An analysis under the fourth factor does not require us to determine whether an individual consented to a search; instead, it refers to an objection to the type of search the officer chose to conduct (e.g., a blood draw as opposed to a breathalyzer). See State v. Krajewski, 2002 WI 97, ¶ 48, 255 Wis. 2d 98, 648 N.W.2d 385. As this Court in State v. Kennedy, 2014 WI 132, 359 Wis. 2d 454, 856 N.W.2d 834 recognized, the fourth factor is derived from the Supreme Court's decision in Schmerber v. California, 384 U.S. 757 (1966). In Schmerber, the Supreme Court explained that an analysis under the fourth factor is reserved for those instances in which an individual has raised a legitimate and significant objection to having his or her blood drawn. The Court concluded that the defendant in that case did not raise a reasonable objection to the blood draw because the defendant was "not one of the few who on grounds of fear, concern for health, or religious scruple might prefer some other means of testing, such as the 'Breathalyzer' test petitioner refused." Schmerber, 384 U.S. at 771. See also State v. Krause, 168 Wis. 2d 578, 588, 484 N.W.2d 347 (Ct. App. 1992) ("Krause asserts, however, that his refusal still is constitutionally protected because he told Officer Dornfeld that he 'didn't believe in needles' and 'd[id]n't want AIDS.' This argument fails. These isolated comments do not establish that Krause is 'one of the few who on grounds of fear, concern for health, or religious scruple might prefer some other means of testing' whose wishes the Schmerber Court declined to address."). Consequently, the fourth factor speaks to the reasonableness of the type of search employed, not whether a warrant was required to conduct the search. As such, to say that Howes made no objection to the type of search is not to say that Howes impliedly consented to being searched. Each inquiry is analytically distinct.

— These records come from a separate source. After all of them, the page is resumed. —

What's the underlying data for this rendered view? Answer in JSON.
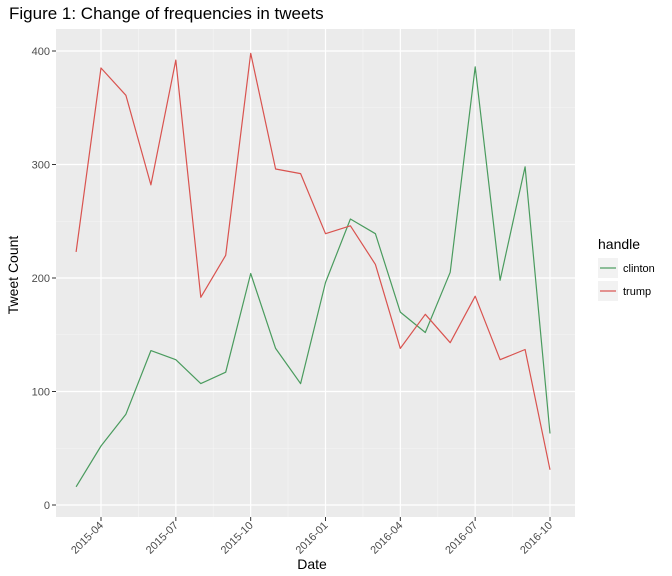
{
  "chart_data": {
    "type": "line",
    "title": "Figure 1: Change of frequencies in tweets",
    "xlabel": "Date",
    "ylabel": "Tweet Count",
    "x": [
      "2015-03",
      "2015-04",
      "2015-05",
      "2015-06",
      "2015-07",
      "2015-08",
      "2015-09",
      "2015-10",
      "2015-11",
      "2015-12",
      "2016-01",
      "2016-02",
      "2016-03",
      "2016-04",
      "2016-05",
      "2016-06",
      "2016-07",
      "2016-08",
      "2016-09",
      "2016-10"
    ],
    "x_ticks": [
      "2015-04",
      "2015-07",
      "2015-10",
      "2016-01",
      "2016-04",
      "2016-07",
      "2016-10"
    ],
    "y_ticks": [
      0,
      100,
      200,
      300,
      400
    ],
    "ylim": [
      0,
      420
    ],
    "grid": true,
    "legend": {
      "title": "handle",
      "position": "right"
    },
    "series": [
      {
        "name": "clinton",
        "color": "#4a9b5e",
        "values": [
          16,
          52,
          80,
          136,
          128,
          107,
          117,
          204,
          138,
          107,
          196,
          252,
          239,
          170,
          152,
          205,
          386,
          198,
          298,
          63
        ]
      },
      {
        "name": "trump",
        "color": "#d9534f",
        "values": [
          223,
          385,
          361,
          282,
          392,
          183,
          220,
          398,
          296,
          292,
          239,
          246,
          212,
          138,
          168,
          143,
          184,
          128,
          137,
          31
        ]
      }
    ]
  }
}
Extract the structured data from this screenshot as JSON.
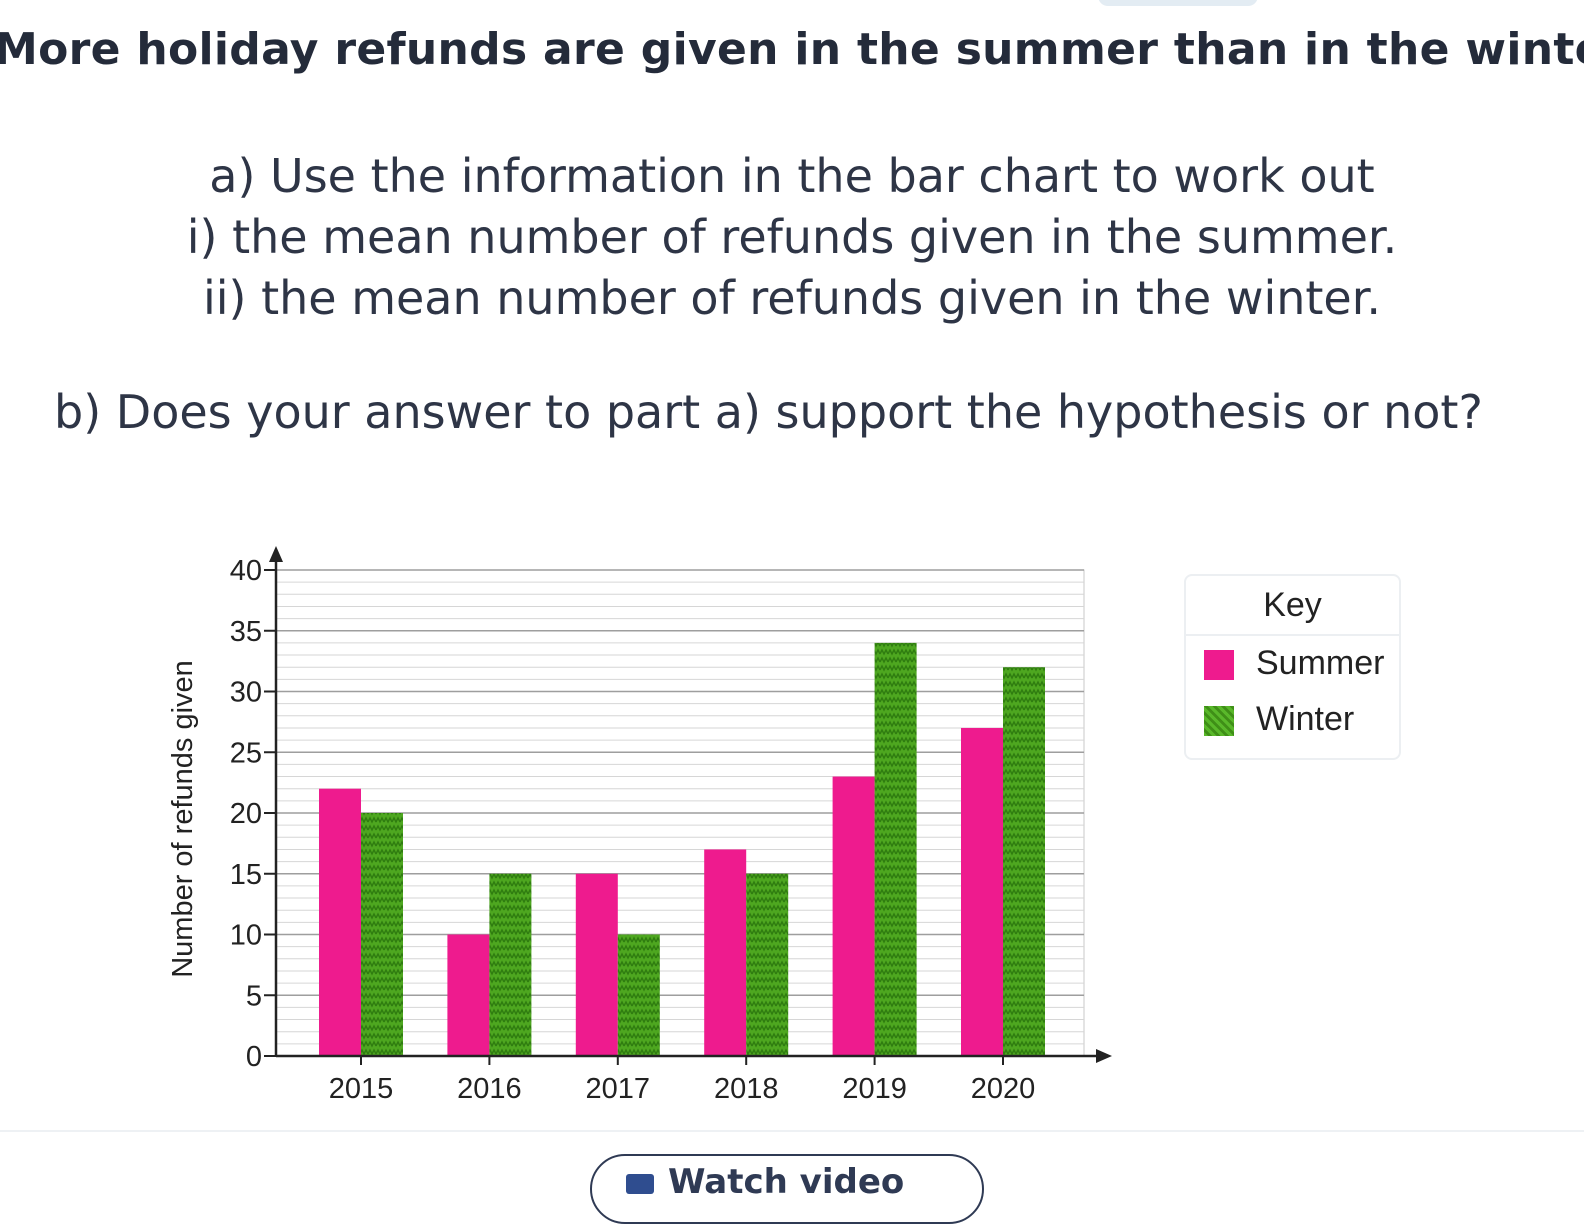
{
  "hypothesis": "More holiday refunds are given in the summer than in the winter.",
  "question_a": {
    "line1": "a) Use the information in the bar chart to work out",
    "line2": "i) the mean number of refunds given in the summer.",
    "line3": "ii) the mean number of refunds given in the winter."
  },
  "question_b": "b) Does your answer to part a) support the hypothesis or not?",
  "chart_data": {
    "type": "bar",
    "categories": [
      "2015",
      "2016",
      "2017",
      "2018",
      "2019",
      "2020"
    ],
    "series": [
      {
        "name": "Summer",
        "values": [
          22,
          10,
          15,
          17,
          23,
          27
        ],
        "color": "#ee1b8e"
      },
      {
        "name": "Winter",
        "values": [
          20,
          15,
          10,
          15,
          34,
          32
        ],
        "color": "#4ea720"
      }
    ],
    "ylabel": "Number of refunds given",
    "xlabel": "",
    "ylim": [
      0,
      40
    ],
    "yticks": [
      0,
      5,
      10,
      15,
      20,
      25,
      30,
      35,
      40
    ],
    "grid": true,
    "legend_title": "Key",
    "legend_position": "right"
  },
  "watch_button": {
    "label": "Watch video",
    "icon": "video-camera-icon"
  }
}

Accordingly, the deputy's testimony that he had time to obtain a warrant in this case is irrelevant to our analysis.
Howes was in critical condition that required additional testing, intubation to support his respiration. He had been given medication resulting in "heavy sedation," and because he was unconscious, he must have received this medication intravenously.
The deputy asked hospital staff to conduct a blood draw, but they were unable to draw Howes' blood until roughly an hour after the deputy's request. This passage of time is further evidence that the deputy needed to request a blood draw immediately.